Abaya and Licad became best friends through the years. Licad and her cousin, film scorer Nonong Buencamino, attended Abaya’s first chemotherapy session at St. Luke’s Hospital in 2007 when she was first diagnosed with breast cancer.

“How terribly sad,” Licad reacted when she learned of Abaya’s death Monday night at St. Luke’s Hospital. “I will always remember the happy times and the inspiration she has given me. I will reconnect with her when I play Chopin’s funeral March sonata in a few days.”

Understandably, Abaya’s love for music translates well in most of her films. Abaya’s art and life were summed up in the only film documentary entitled “The Accidental Filmmaker: A Tribute to Marilou Diaz-Abaya  directed and produced by Mona Lisa Yuchengco.

Running close to two hours, the film  zeroes in on her landmark  output (Brutal, Jose Rizal, Muro-Ami, Karnal, among others), her TV projects (Public Forum, etc.) and most of all, her views on art, life and her least known private sorrow,   battling cancer since 2007.

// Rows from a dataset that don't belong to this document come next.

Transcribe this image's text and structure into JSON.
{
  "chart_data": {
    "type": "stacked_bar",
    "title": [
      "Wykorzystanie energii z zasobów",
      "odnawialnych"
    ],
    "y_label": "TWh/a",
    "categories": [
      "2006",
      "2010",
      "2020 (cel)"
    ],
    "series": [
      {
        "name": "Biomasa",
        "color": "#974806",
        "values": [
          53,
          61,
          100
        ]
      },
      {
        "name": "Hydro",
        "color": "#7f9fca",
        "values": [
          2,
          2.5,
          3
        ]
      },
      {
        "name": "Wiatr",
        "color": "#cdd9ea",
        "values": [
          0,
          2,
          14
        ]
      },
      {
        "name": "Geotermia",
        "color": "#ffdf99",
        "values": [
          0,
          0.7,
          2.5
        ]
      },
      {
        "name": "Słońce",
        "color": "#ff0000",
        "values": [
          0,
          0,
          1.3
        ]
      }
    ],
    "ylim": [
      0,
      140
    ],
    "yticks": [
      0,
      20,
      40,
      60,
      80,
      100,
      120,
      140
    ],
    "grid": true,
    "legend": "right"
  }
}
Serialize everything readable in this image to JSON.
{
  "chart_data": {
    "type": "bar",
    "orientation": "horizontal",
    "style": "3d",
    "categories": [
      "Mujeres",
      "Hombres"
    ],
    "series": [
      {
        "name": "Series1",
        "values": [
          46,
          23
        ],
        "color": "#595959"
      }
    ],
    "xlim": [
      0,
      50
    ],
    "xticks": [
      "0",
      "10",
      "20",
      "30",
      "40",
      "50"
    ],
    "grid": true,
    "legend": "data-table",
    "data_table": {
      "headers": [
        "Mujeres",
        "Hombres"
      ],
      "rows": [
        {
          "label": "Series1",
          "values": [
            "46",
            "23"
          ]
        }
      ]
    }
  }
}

Some memorable interviews in the documentary had her saying that an artist’s life is not about trophies, awards and achievements. Being an artist is not about money, she pointed out, although she perfectly understood the producer’s agenda. “Being an artist is also about confronting art and life and their uncertainties.”

Her parting words in the documentary: “It is easy to let go of all earthly concerns when you remain basically a child of God.”

(Abaya’s remains  lie  at the Ateneo de Manila University chapel (Gonzaga building) in Quezon City until Friday. Masses will be celebrated everyday at 6:55 a.m., 12 p.m., 6 p.m. and 8 p.m. She will be laid to rest on Saturday at Loyola Memorial Park in Parañaque City.)